One might imagine a ‘zombie’ as realized by a robot running a transformer model, thus showing at least linguistic capabilities equal to us. But this again falls short of the original aim: such a zombie would not be physically identical to us, but merely in terms of behavior, and thus, only refute the considerably stronger claim that phenomenological facts are fixed by behavioral facts. But since the downfall of behaviorism in the 1960s, few if any have held to such a thesis.
Hence, it seems that while LLMs may offer a new perspective on philosophical arguments, they don’t lend themselves to offering up any fundamentally new conclusions.
Systemic Inequality As Data Bias
Large language models ingest prodigious amounts of text, and uncover the relations between concepts as that corpus contains them. A final potential philosophical application, then, is to use them—or more precisely, the way they represent that data—to probe the hidden connections present in these texts, and explore how they reflect hidden biases in society. To this end, let’s start with an experiment.
First, open up the semantic calculator linked to already above. Then, enter into the boxes the words ‘man’, ‘doctor’, and ‘woman’—essentially posing the question of what is to ‘woman’ as ‘doctor’ is to ‘man’. Choose your favorite corpus of texts. What is the result?
If I use the English Wikipedia corpus, the top answer is ‘physician’. However, the second best fit will be ‘nurse’. Using the British National Corpus, ‘nurse’ is the top hit. Running the experiment in reverse—‘woman’ is to ‘nurse’ as ‘man’ is to…?—the English Gigaword corpus similarly spits out ‘doctor’.

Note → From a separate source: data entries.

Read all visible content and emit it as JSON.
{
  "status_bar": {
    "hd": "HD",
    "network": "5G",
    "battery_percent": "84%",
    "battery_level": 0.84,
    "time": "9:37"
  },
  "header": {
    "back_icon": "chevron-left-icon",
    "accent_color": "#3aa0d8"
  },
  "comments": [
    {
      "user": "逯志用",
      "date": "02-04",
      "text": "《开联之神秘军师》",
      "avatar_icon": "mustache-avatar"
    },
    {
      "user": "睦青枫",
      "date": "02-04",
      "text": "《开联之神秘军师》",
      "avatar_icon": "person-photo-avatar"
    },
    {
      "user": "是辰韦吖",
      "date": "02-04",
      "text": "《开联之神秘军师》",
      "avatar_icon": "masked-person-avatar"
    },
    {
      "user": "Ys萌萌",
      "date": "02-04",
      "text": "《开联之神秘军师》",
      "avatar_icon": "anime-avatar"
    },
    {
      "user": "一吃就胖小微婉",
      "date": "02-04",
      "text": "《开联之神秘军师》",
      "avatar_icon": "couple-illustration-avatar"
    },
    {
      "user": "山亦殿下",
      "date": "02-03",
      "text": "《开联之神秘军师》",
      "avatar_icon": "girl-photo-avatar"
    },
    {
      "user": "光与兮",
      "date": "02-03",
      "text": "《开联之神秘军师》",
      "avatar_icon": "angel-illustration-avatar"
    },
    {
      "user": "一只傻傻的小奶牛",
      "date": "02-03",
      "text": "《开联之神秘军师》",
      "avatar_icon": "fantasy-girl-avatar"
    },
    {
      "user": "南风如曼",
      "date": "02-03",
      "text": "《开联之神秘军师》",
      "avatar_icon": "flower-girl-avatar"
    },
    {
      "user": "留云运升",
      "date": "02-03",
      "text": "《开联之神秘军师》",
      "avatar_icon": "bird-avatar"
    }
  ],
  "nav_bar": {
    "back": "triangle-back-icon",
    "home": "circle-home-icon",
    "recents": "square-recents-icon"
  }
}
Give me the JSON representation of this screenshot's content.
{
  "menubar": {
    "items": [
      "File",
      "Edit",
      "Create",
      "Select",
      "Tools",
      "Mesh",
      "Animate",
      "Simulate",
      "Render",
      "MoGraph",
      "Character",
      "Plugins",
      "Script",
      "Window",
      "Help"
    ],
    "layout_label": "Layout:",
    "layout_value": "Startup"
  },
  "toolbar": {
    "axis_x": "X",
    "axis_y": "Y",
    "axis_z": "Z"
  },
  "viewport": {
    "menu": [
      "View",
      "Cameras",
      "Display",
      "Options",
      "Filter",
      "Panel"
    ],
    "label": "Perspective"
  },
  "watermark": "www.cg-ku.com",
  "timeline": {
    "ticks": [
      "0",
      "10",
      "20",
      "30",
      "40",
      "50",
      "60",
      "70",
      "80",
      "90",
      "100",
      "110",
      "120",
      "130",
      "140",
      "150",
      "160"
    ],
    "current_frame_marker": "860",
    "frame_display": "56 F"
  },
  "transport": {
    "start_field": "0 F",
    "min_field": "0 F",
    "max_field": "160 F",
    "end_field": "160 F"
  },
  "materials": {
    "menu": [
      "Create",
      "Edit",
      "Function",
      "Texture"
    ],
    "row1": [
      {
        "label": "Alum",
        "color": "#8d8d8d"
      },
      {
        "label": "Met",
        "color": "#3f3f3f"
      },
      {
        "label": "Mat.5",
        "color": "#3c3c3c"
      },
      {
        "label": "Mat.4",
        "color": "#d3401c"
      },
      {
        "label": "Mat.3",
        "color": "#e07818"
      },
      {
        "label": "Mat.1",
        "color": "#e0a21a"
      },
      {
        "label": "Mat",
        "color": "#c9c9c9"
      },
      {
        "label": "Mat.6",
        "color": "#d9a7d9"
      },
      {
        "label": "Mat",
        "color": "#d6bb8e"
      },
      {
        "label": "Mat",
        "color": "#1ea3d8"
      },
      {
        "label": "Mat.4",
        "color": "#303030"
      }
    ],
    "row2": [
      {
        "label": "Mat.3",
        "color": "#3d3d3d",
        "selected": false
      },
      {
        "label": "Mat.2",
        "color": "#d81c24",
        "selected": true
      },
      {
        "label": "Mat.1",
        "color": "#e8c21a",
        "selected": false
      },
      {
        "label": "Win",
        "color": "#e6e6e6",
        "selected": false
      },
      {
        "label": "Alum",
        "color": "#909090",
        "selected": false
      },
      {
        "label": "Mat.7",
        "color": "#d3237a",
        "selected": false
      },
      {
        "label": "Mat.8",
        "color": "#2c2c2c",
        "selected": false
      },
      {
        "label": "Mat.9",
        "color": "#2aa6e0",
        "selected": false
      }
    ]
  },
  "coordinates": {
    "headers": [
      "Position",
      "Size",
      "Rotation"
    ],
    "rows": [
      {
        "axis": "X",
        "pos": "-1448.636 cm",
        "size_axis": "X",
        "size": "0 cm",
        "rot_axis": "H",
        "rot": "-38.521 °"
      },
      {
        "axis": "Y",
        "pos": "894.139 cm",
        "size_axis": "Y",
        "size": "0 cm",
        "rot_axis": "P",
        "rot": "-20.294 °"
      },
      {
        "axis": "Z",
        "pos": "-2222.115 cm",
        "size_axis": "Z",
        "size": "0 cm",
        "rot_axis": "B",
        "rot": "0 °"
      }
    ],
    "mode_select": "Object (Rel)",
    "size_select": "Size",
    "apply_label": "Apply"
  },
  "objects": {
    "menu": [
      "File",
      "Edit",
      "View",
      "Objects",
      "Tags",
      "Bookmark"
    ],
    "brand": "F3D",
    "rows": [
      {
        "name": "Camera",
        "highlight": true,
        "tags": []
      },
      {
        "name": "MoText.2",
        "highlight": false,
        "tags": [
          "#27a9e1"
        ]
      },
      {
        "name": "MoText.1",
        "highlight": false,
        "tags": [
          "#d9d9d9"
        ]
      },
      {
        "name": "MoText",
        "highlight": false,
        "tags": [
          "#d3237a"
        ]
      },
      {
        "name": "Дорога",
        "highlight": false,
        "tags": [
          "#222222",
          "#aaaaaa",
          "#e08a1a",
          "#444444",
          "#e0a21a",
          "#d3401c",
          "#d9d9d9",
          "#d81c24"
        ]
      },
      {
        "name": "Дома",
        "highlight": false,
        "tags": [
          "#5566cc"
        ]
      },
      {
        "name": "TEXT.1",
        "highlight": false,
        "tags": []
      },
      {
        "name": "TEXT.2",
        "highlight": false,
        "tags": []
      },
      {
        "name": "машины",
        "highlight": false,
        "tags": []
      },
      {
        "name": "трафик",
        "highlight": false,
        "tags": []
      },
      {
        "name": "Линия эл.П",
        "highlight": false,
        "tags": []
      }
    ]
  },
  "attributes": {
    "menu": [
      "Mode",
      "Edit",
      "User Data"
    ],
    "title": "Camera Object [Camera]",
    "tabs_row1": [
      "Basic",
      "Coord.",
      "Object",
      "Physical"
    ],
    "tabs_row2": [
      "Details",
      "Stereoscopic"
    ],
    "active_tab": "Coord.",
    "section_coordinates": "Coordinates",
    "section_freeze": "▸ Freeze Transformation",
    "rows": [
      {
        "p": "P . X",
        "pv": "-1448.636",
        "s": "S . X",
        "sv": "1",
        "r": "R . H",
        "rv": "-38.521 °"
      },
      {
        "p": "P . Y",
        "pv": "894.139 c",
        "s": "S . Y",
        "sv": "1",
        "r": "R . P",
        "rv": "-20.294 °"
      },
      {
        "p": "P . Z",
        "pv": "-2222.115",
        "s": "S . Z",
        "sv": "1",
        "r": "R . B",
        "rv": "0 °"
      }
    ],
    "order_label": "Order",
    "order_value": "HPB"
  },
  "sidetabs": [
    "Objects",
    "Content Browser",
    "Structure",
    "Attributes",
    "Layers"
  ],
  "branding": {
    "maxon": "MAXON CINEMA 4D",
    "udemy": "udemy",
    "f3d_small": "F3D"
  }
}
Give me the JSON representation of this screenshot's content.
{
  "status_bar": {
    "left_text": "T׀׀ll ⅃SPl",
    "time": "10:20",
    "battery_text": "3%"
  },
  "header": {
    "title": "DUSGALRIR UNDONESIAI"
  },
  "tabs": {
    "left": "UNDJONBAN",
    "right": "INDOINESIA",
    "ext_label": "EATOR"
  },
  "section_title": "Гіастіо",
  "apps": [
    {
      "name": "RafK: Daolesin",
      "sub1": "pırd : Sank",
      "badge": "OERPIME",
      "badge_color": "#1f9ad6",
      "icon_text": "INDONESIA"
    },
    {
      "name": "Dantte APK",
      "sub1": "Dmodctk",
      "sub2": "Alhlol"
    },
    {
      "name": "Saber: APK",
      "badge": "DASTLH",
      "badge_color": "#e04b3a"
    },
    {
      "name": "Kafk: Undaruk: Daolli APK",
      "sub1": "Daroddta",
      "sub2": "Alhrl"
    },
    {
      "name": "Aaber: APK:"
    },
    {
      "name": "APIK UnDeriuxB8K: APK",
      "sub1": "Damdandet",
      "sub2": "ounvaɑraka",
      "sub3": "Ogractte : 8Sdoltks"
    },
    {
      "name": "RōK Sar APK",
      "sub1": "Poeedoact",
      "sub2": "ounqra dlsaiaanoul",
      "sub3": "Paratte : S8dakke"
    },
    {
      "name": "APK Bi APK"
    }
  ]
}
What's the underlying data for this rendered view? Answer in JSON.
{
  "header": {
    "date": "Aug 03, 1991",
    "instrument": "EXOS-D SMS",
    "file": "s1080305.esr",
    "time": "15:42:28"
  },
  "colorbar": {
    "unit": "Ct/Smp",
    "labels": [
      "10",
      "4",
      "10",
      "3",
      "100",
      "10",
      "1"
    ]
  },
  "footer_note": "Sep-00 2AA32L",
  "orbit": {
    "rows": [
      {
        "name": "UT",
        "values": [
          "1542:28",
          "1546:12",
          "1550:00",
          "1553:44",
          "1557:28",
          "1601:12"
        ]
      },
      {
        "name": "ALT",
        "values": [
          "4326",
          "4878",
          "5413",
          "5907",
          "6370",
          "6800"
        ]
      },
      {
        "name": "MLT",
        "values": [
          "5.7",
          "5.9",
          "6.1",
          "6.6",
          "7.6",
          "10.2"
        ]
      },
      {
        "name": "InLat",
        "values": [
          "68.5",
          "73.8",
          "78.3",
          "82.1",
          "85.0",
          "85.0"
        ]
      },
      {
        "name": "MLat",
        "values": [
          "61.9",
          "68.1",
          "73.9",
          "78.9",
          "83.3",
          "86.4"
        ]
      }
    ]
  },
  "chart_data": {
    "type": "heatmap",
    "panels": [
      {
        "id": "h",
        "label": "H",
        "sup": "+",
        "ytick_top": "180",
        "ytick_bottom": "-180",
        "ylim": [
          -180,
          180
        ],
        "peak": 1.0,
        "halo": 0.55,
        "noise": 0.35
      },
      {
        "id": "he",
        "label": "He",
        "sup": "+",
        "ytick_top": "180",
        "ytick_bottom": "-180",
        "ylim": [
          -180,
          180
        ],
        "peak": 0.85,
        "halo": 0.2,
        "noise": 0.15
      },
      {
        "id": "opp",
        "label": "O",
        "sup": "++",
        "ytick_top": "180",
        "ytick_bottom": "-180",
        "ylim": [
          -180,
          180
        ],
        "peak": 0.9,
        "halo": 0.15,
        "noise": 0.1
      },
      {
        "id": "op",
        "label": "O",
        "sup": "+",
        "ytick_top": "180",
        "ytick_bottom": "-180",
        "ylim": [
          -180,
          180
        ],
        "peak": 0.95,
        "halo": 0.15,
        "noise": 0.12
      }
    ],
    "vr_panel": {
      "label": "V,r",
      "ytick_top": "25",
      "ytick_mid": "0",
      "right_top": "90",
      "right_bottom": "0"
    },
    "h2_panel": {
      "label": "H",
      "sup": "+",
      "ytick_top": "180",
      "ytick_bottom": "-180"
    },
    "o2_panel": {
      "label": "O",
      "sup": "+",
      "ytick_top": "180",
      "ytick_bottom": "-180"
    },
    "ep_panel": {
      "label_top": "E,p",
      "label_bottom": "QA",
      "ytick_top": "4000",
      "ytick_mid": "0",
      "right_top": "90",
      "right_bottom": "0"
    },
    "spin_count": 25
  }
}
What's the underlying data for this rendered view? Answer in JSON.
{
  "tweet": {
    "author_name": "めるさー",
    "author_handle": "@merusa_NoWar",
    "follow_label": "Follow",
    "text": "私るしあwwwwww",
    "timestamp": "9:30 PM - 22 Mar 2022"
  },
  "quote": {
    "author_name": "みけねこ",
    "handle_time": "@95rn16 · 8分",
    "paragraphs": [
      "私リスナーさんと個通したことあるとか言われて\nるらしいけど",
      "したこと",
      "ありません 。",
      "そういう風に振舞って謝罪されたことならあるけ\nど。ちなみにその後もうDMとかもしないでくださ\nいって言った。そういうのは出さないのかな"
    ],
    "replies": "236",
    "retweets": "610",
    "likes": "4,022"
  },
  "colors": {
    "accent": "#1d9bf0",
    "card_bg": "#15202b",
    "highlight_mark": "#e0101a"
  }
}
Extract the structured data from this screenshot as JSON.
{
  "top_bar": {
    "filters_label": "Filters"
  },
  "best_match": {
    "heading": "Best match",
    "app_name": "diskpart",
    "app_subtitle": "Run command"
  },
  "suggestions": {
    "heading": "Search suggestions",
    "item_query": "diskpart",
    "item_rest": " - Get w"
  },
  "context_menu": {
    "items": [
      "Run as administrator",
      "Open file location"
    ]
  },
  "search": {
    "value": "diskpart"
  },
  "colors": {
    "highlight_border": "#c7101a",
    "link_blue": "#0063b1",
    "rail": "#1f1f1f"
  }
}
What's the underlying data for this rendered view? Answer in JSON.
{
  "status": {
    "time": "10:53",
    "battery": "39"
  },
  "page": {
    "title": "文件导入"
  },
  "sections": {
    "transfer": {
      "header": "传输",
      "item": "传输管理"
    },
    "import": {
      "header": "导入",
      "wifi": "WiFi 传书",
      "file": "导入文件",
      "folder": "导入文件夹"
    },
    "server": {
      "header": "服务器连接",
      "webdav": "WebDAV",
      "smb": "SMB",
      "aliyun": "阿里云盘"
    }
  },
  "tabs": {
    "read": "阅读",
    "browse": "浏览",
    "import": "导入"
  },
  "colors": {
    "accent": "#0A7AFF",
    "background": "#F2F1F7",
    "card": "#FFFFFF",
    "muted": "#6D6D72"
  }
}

What does this mean? Well, the difference between ‘man’ and ‘doctor’ could be something like ‘professional in the medical sector’; that this turns out to be ‘nurse’ when combined with ‘woman’ then speaks to an inherent bias in this corpus. The finding is robust: applying the relation between ‘man’ and ‘woman’ to ‘doctor’, the British National Corpus again yields ‘nurse’.
This is then a robust experimental check for the idea that bias does not necessarily just exist at the individual level, but pervades the artifacts of society, namely, texts in this case. The concept of ‘woman’ is more closely associated to that of ‘nurse’ than that of ‘doctor’, despite the fact that members of either sex can be doctors as well as nurses.
So far, this application has focused solely on the representation used by LLMs at the ‘zeroth’ level, where words are straightforwardly encoded into vectors. What would be interesting is to see how these representations are influenced by context. What happens to the representation of the concept of, e. g., ‘gender’ over the course of a text?
An analysis of this shift in meaning might yield insights not readily available at the surface level of the text. This has the potential of being an intriguing tool to study systemic bias, which is especially important in a time where the very existence of such a bias is sometimes called into question. It also could furnish a basis for effective measures to combat such bias: what would we have to change in a corpus of texts, so that this bias no longer persists? If such an analysis is possible, this has the potential of putting interventions on this level—which, today, are too often haphazard, if well-intentioned—on a firm evidential basis.
In summary, there are interesting opportunities for philosophers willing to add LLMs to their toolkit, whether as a proxy of studying language by adding a second data point to the set of language-producing entities, as a new character in the ever-expanding roster of philosophical thought experiments, or as a technology to directly test the inherent relations between concepts as they are present in some corpus of texts, and thus, uncover possible systemic issues.